La rage des jeunes est exaspérée par la précarité de l’existence étroite qu’on leur propose ; du côté des gens « bien élevés », cette colère a une sinistre tendance à se tourner contre eux-mêmes — les services de réanimation en témoignent — quant aux autres, et il y a de quoi, le mot « citoyenneté » les fait exploser, signe d’un entendement sain. La lutte contre la délinquance commence nécessairement par une politique de lutte pied à pied contre la pauvreté. Comment payer ? Quel joli pécule rapporterait la suppression de l’administration pénitentiaire ! De toute façon, les surveillants donneraient n’importe quoi pour faire autre chose…

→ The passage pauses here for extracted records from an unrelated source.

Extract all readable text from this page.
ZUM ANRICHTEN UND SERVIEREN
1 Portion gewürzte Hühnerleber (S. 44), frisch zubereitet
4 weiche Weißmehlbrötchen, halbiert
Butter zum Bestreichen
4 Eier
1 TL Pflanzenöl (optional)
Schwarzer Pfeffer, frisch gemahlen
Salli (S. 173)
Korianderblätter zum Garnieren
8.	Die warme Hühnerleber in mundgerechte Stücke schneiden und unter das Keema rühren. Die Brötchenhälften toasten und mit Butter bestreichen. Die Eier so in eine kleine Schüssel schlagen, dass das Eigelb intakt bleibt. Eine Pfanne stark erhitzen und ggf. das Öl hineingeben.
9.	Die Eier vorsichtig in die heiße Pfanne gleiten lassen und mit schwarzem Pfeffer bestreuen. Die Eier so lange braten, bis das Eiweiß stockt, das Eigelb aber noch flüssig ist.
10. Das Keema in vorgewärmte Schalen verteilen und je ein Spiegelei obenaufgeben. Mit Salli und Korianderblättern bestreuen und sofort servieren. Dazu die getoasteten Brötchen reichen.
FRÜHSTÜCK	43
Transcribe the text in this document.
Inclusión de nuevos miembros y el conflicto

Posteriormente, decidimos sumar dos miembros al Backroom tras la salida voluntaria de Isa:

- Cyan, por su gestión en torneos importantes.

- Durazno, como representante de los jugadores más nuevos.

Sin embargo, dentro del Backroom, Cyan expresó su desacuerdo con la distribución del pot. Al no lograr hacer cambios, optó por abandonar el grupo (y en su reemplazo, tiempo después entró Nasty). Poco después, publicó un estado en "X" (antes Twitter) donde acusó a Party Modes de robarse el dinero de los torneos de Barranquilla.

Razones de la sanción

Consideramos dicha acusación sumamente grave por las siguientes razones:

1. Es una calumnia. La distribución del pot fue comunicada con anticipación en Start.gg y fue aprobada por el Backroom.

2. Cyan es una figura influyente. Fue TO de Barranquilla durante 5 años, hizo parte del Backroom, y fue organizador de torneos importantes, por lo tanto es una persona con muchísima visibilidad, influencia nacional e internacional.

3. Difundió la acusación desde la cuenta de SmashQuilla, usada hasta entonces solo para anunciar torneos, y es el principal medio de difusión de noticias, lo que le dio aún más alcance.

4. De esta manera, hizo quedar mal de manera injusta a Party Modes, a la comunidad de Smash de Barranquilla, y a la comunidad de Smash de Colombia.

Nous avons insisté dans un chapitre précédent sur ce constat qu’on peut établir dans n’importe quel pays du globe : plus une société est répressive, plus elle entraîne de brutalité entre ses membres (question de solidarité mécanique) ; il s’agit au départ comme à l’arrivée d’agression contre les personnes. Ce qu’on appelle la violence gratuite, c’est quand les gueux ne s’attaquent plus à ceux qui ont de l’argent — ce qui, à défaut d’être toujours raisonnable, est du moins rationnel — mais à des miséreux comme eux. Ils vivent dans un monde d’où sont chassés les plus faibles, ceux contre qui s’acharnent les institutions, en particulier celle de la police mais aussi avec la même suspicion, les mêmes méthodes de chantage et de menace — celles en charge des services sociaux ; le contraste n’en est que plus parlant quand « derrière le guichet », une employée du RMI ou autre exprime sa sympathie : « Je suis d’accord avec vous, Monsieur, ce qui vous arrive est injuste. Pourtant je

  1. Cf. Actualités Sociales Hebdomadaires, 3 mai 2002.